3) Eat Popcorn and Ditch Processed Snacks
The secret behind healthy popcorn is: an airpopper. The biggest cost will be real estate in the kitchen because airpoppers come cheap. Once you have one, homemade popcorn becomes a healthy, no clean-up operation. It doesn't take much butter or olive oil to turn popcorn from dry to delectable, and just a pinch of salt brings this whole grain to its full flavor. Not only do you get the vitamins, minerals, and antioxidants that you miss out on in processed grains, but popcorn is packed with fiber. Fiber helps the digestive track run smoothly, if you catch the drift.

The apparent blandness of popcorn is an opportunity in disguise. A little bit of oil will make spices stick. Throw in some black or cayenne pepper, garlic powder, or whatever else tickles your fancy. Definitely worth a shot is the secret hippy recipe: olive oil, soy sauce, and nutritional yeast.

4) Replace Boring Bread with Roasted Veggies
Bread is a great compliment to a meal, but unless it's whole grain it doesn't contribute much in the nutrient department. If dinner needs a little extra oomph, swap the chunk of baguette for nutrient-packed carbs by throwing in some carrots, green beans, sweet potatoes, and/or zucchini in the oven with a little bit of olive oil and your favorite spices. Vegetables will wipe the extra sauce or salad dressing off the plate just as well as bread, but with more flavor, more nutrients and fewer empty carbohydrates.

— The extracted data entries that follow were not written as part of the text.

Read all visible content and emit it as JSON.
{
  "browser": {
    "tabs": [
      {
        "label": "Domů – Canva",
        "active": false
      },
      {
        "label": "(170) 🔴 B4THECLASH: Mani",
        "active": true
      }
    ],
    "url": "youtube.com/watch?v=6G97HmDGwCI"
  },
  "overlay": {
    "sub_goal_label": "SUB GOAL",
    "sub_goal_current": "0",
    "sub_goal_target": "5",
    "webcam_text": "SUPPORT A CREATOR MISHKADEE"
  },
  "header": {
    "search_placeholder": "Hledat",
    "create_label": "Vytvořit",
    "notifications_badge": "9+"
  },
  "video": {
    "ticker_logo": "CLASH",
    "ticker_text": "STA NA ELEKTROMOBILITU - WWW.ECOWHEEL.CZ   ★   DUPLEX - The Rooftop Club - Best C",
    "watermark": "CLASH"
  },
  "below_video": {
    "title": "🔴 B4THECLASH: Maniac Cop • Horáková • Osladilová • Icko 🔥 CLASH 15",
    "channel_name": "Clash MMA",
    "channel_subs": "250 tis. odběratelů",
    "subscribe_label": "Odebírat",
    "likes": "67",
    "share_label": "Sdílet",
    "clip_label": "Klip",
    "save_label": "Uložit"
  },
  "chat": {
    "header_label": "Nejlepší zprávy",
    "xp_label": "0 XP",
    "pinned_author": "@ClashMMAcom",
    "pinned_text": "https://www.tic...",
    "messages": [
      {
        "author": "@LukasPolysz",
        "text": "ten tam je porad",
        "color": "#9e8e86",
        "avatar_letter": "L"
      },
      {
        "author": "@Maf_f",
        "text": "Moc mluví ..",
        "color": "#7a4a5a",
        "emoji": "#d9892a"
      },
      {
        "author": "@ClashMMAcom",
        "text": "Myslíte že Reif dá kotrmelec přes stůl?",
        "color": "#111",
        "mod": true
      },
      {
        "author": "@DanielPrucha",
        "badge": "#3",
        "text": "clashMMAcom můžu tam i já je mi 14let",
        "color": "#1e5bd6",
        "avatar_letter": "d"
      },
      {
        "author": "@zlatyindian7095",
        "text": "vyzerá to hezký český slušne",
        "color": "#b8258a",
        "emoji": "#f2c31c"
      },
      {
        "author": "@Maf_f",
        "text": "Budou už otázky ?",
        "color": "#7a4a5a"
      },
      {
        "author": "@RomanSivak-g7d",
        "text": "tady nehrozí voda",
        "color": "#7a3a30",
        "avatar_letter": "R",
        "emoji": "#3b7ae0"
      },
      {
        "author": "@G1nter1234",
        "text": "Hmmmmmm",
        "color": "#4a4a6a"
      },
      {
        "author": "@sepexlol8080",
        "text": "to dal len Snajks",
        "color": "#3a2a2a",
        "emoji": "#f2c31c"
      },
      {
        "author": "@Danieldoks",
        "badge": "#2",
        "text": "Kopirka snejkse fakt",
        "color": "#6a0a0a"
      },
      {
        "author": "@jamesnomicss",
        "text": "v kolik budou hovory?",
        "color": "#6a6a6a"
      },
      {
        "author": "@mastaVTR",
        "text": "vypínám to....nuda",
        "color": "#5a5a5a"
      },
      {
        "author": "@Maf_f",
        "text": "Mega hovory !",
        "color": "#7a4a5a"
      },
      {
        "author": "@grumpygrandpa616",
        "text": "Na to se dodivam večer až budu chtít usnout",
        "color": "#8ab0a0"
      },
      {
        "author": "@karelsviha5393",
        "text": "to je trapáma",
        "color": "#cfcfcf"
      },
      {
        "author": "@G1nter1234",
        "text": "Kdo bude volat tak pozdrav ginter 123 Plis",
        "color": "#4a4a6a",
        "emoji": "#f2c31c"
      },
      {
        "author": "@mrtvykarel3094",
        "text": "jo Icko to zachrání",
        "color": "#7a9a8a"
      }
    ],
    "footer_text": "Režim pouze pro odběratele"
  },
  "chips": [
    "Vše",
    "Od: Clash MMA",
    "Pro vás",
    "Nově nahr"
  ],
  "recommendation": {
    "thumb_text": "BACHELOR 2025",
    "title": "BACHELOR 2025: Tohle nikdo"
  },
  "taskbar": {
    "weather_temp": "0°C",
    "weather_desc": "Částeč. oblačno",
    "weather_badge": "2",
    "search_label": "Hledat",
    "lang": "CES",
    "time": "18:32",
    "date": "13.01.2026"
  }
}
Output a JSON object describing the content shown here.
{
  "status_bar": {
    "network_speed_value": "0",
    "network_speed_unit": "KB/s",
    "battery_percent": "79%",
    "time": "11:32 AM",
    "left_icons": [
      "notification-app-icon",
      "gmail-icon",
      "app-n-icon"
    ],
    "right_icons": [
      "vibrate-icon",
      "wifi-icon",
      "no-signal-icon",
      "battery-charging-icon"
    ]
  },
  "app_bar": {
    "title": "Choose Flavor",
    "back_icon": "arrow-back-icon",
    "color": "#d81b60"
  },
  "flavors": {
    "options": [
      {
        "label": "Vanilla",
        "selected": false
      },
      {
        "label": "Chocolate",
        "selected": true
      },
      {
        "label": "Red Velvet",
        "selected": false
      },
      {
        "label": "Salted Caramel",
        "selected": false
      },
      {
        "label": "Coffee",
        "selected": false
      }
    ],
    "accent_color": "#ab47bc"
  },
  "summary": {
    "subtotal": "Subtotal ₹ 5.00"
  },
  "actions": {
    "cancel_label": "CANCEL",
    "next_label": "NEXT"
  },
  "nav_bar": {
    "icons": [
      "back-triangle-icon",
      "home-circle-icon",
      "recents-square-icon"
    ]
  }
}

5) WILDCARD: Bake with Chia. It's just like eggs, and also like butter
You think this is a joke. You think Chia is for hippies. Well, prepare to get crunchy. You can let an ounce of chia sit in a cup of water for 15 minutes, and then treat the resulting mixture like an egg while baking. Or, mix a 1:9 ratio of seeds to water, and it hits a similar consistency to butter. Substitute in your recipe with half chia "fat" and half butter. Don't substitute chia for both egg and butter in the same dish (you might as well just eat a handful of seeds) but using chia will replace saturated fat with heart-healthy Omega 3s, add fiber and provide a solid chunk of your recommended daily dose of calcium and magnesium, plus some zinc and Bs one through three. They might look like poppy seeds from afar, but chia is definitely a brand new ballgame.

If you're playing the substitution game fast and loose, give these surprising swaps a shot. You'll be surprised by how easy it is to save a lot of calories and add a lot of nutritional value with very little effort.